Measurement error in network data: A re-classification

Article ID	Journal	Published Year	Pages	File Type
1129319	Social Networks	2012	14 Pages	PDF

Abstract

Research on measurement error in network data has typically focused on missing data. We embed missing data, which we term false negative nodes and edges, in a broader classification of error scenarios. This includes false positive nodes and edges and falsely aggregated and disaggregated nodes. We simulate these six measurement errors using an online social network and a publication citation network, reporting their effects on four node-level measures – degree centrality, clustering coefficient, network constraint, and eigenvector centrality. Our results suggest that in networks with more positively-skewed degree distributions and higher average clustering, these measures tend to be less resistant to most forms of measurement error. In addition, we argue that the sensitivity of a given measure to an error scenario depends on the idiosyncracies of the measure's calculation, thus revising the general claim from past research that the more ‘global’ a measure, the less resistant it is to measurement error. Finally, we anchor our discussion to commonly-used networks in past research that suffer from these different forms of measurement error and make recommendations for correction strategies.

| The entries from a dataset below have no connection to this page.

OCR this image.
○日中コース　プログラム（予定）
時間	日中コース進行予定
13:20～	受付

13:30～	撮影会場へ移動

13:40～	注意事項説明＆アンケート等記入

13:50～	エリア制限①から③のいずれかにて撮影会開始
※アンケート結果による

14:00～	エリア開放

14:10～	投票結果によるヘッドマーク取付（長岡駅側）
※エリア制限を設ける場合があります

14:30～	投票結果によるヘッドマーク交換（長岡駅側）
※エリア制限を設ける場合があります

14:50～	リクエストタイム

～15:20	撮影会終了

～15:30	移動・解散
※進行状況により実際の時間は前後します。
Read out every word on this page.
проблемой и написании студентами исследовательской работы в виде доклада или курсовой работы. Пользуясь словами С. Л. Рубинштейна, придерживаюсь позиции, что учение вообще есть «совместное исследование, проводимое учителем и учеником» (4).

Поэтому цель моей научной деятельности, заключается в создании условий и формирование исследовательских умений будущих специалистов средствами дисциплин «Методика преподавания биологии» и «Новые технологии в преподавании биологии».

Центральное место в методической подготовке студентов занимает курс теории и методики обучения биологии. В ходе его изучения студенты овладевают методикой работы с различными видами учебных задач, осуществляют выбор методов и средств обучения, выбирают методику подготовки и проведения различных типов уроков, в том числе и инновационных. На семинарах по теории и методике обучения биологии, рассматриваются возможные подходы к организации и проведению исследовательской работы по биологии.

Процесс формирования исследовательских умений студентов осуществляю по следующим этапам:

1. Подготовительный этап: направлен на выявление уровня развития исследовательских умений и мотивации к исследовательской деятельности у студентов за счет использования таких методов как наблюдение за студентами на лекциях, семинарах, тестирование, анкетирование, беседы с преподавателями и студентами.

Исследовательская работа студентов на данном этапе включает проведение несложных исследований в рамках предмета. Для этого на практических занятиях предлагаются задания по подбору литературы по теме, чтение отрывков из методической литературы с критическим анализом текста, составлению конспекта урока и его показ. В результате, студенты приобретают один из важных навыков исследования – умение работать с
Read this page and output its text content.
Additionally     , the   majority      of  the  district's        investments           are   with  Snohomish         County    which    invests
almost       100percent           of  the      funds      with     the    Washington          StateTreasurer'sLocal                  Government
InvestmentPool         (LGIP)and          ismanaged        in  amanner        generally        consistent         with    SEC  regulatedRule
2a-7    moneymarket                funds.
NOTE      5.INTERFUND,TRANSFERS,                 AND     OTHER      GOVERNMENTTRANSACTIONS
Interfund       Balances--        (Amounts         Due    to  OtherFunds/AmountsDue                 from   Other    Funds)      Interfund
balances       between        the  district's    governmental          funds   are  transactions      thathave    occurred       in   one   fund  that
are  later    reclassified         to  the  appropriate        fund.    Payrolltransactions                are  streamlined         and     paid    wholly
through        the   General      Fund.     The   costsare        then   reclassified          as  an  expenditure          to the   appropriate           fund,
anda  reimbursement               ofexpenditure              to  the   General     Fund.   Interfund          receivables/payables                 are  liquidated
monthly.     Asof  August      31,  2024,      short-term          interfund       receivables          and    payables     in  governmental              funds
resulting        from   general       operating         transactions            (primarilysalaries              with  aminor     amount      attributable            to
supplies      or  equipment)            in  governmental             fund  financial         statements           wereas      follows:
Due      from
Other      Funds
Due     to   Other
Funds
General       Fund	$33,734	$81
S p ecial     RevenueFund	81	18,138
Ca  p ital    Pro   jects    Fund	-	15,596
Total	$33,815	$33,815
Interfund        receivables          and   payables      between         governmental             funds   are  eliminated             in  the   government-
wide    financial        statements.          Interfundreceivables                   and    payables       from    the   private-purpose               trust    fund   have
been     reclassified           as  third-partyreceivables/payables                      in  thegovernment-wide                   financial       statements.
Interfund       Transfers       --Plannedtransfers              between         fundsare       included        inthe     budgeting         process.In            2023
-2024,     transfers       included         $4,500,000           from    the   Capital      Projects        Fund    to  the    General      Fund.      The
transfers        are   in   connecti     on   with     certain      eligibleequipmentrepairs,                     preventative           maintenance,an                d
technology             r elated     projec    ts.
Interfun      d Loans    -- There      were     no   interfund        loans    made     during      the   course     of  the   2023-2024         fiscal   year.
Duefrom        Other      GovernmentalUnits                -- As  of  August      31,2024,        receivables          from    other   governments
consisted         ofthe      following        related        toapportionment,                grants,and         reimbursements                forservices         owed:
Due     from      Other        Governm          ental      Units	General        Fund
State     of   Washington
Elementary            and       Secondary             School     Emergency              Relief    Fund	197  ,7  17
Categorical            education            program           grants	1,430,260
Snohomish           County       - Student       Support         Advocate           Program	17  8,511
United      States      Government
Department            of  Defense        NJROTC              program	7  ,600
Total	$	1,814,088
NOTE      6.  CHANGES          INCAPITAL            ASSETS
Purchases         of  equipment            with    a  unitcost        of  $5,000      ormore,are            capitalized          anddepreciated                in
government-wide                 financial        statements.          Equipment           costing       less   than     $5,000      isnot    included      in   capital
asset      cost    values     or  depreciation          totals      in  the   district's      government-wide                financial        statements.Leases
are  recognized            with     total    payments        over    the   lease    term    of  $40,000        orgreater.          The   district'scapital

► We simulate measurement error on two empirical networks, an online friendship graph and a citation graph. ► Networks with higher average clustering and more positively skewed degree distributions are less robust to measurement error. ► Clustering coefficient and network constraint are less robust to error than centrality measures. ► Missing nodes and edges are not consistently more harmful than spurious nodes and edges. ► Error correction strategies include focusing data cleaning on active node subsets and conditional imputation methods.

Keywords

Measurement error Missing data Simulation